4.2. The experience of the whole surgical team, including physiotherapists and occupational therapists, contributes to the overall success of THR. In addition various patient factors, including age and underlying pathology, must be taken into account. So, for example, selection of a prosthesis with a long life expectancy will be important for most patients, but ease of revision will be of particular importance for younger patients.
4.3. Specific recommendations on the selection of hip prostheses for primary THR are difficult to construct because the evidence base is generally poor and difficult to interpret, for the following reasons. Few of the studies were of best design to assess clinical effectiveness and few included long term (i.e. more than 10 years) follow-up data. There are often incremental changes in specific prostheses design over time and the interaction between surgeon, hospital team and device performance has not been systematically assessed.

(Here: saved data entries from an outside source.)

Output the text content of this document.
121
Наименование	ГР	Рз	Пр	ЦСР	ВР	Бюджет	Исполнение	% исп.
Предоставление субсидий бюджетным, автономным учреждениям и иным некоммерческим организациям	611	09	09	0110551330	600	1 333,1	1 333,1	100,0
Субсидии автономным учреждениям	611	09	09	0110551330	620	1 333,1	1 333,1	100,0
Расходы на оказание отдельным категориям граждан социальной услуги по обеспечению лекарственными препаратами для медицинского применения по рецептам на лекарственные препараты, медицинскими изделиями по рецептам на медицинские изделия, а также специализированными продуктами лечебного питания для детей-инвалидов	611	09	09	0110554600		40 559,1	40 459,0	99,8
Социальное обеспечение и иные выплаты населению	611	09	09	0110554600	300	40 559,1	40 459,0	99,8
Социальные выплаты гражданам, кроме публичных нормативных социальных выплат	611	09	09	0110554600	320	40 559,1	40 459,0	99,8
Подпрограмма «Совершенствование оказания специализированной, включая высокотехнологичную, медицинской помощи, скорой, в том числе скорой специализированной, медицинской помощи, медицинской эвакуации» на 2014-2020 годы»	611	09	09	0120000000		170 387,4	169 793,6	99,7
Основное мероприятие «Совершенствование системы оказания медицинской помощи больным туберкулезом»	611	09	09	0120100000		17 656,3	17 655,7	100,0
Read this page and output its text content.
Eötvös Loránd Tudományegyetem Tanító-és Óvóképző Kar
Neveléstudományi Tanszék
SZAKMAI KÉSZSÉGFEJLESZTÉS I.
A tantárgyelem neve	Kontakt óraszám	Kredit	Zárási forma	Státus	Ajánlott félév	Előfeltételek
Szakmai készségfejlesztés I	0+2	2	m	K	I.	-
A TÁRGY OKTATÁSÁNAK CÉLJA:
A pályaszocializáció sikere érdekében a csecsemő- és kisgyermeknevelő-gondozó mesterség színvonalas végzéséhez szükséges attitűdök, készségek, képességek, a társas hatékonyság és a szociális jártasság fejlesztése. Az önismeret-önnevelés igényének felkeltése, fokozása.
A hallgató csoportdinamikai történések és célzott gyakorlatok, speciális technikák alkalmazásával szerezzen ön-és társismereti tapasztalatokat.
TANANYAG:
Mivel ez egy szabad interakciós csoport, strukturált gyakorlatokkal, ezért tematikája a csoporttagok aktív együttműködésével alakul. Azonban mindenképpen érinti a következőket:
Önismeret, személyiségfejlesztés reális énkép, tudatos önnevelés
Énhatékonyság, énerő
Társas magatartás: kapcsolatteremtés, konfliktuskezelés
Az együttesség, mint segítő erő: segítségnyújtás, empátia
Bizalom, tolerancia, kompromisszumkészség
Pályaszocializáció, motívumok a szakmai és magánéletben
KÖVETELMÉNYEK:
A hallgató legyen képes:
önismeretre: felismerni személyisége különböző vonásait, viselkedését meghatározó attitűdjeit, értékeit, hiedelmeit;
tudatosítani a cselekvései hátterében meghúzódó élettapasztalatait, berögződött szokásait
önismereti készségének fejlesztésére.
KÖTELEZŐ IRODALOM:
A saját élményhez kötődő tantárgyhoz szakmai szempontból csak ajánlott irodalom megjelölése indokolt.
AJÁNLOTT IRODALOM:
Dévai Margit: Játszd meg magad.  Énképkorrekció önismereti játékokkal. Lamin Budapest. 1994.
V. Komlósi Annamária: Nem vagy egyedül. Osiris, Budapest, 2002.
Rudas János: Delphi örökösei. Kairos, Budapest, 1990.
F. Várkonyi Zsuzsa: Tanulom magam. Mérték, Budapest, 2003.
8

4.4. The available evidence, derived from randomised controlled trials and observational studies (for example hip registers) supports the use of a range of cemented prostheses for primary THR .

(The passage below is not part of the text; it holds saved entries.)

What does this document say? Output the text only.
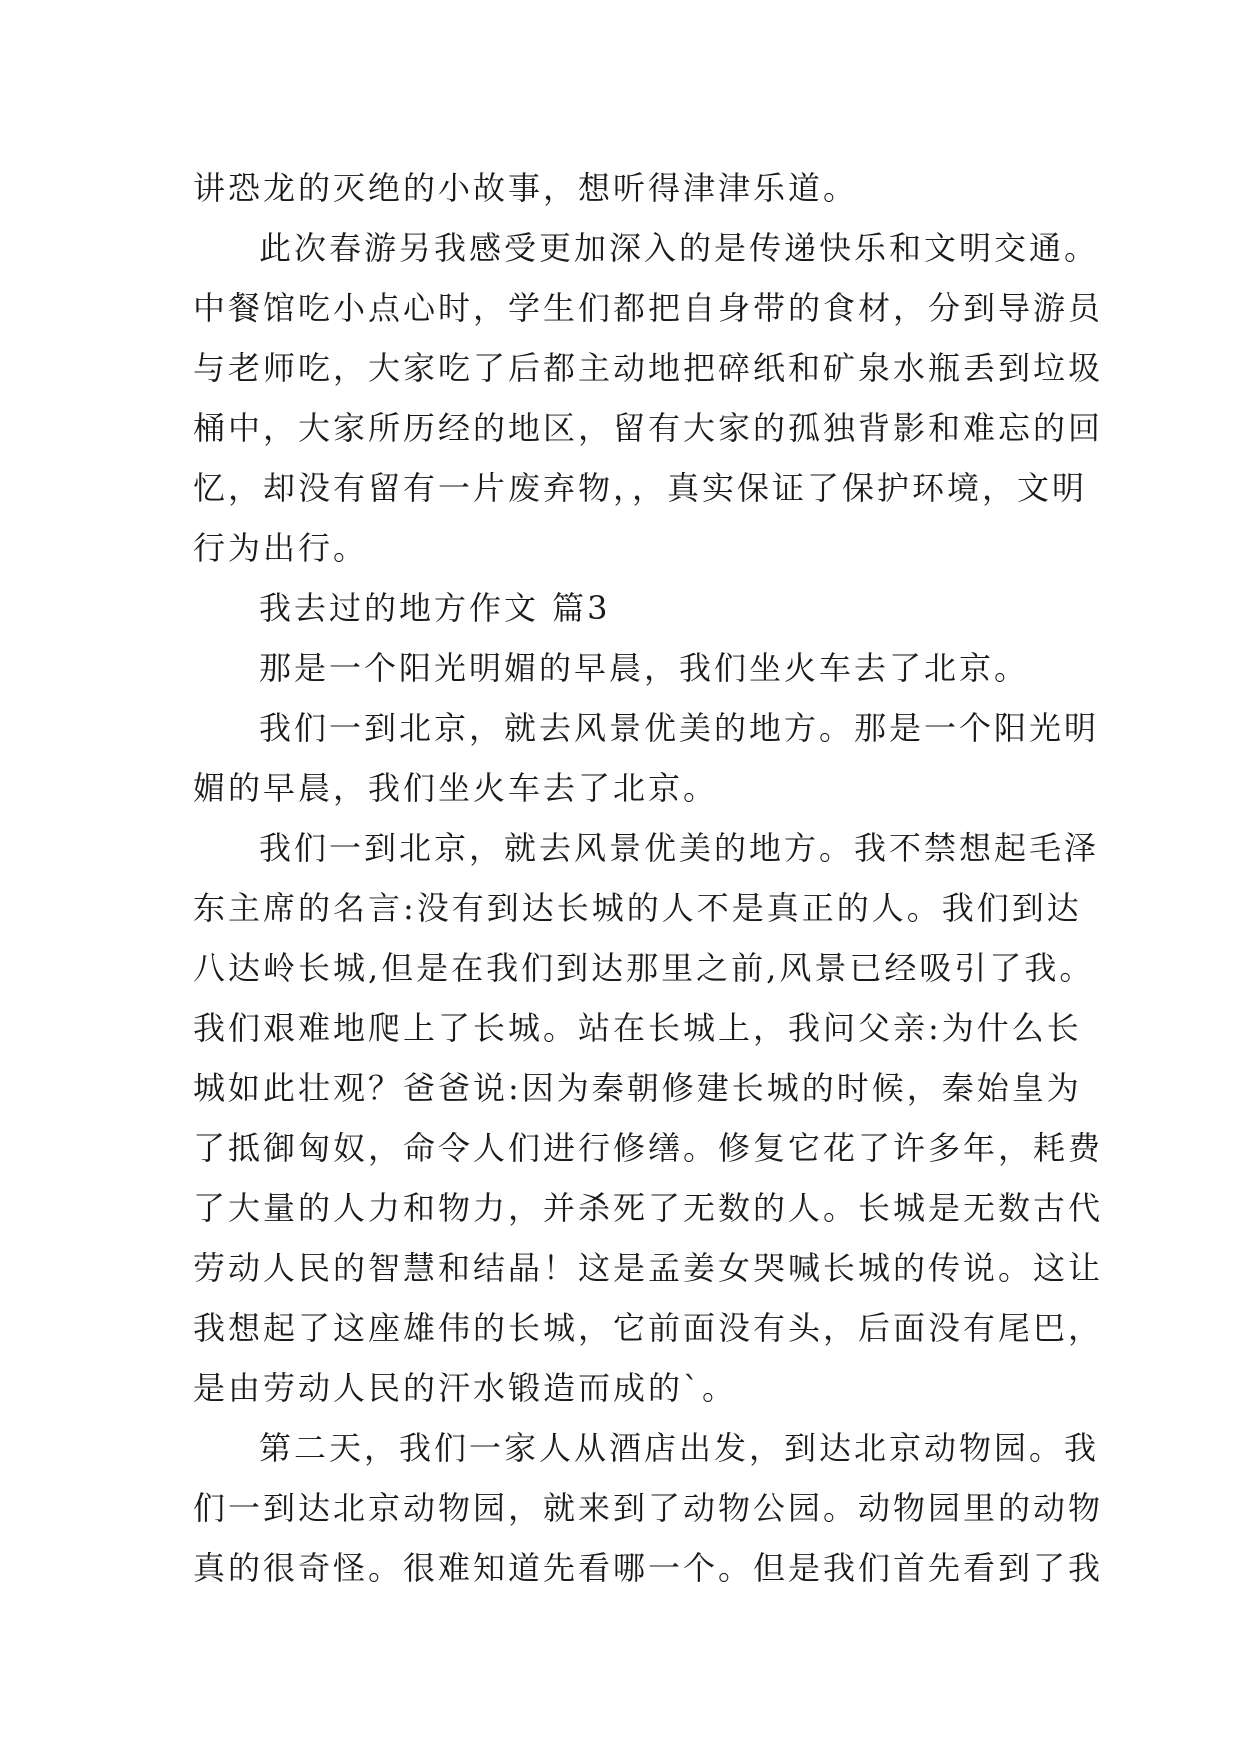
讲恐龙的灭绝的小故事，想听得津津乐道。
此次春游另我感受更加深入的是传递快乐和文明交通。
中餐馆吃小点心时，学生们都把自身带的食材，分到导游员
与老师吃，大家吃了后都主动地把碎纸和矿泉水瓶丢到垃圾
桶中，大家所历经的地区，留有大家的孤独背影和难忘的回
忆，却没有留有一片废弃物，，真实保证了保护环境，文明
行为出行。
我去过的地方作文 篇3
那是一个阳光明媚的早晨，我们坐火车去了北京。
我们一到北京，就去风景优美的地方。那是一个阳光明
媚的早晨，我们坐火车去了北京。
我们一到北京，就去风景优美的地方。我不禁想起毛泽
东主席的名言:没有到达长城的人不是真正的人。我们到达
八达岭长城,但是在我们到达那里之前,风景已经吸引了我。
我们艰难地爬上了长城。站在长城上，我问父亲:为什么长
城如此壮观？爸爸说:因为秦朝修建长城的时候，秦始皇为
了抵御匈奴，命令人们进行修缮。修复它花了许多年，耗费
了大量的人力和物力，并杀死了无数的人。长城是无数古代
劳动人民的智慧和结晶！这是孟姜女哭喊长城的传说。这让
我想起了这座雄伟的长城，它前面没有头，后面没有尾巴，
是由劳动人民的汗水锻造而成的`。
第二天，我们一家人从酒店出发，到达北京动物园。我
们一到达北京动物园，就来到了动物公园。动物园里的动物
真的很奇怪。很难知道先看哪一个。但是我们首先看到了我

4.5. There is currently no cost effectiveness data, based on revision rate of 10 years or more follow up, to support the use of the generally more costly uncemented and hybrid hip prostheses.
4.6. The evidence on immediate and long term postoperative pain supports the use of cemented hip prostheses.
4.7. No reliable evidence was available to support the proposition that the potential ease of revision of a hip prostheses would outweigh its poorer revision rate, notwithstanding any evidence that cementless and hybrid prostheses may lead to less bone loss and are therefore potentially easier to revise than cemented prostheses.
4.8. A list of the source documentation and opinion, which was available to the Appraisal Committee, is set out at Appendix B.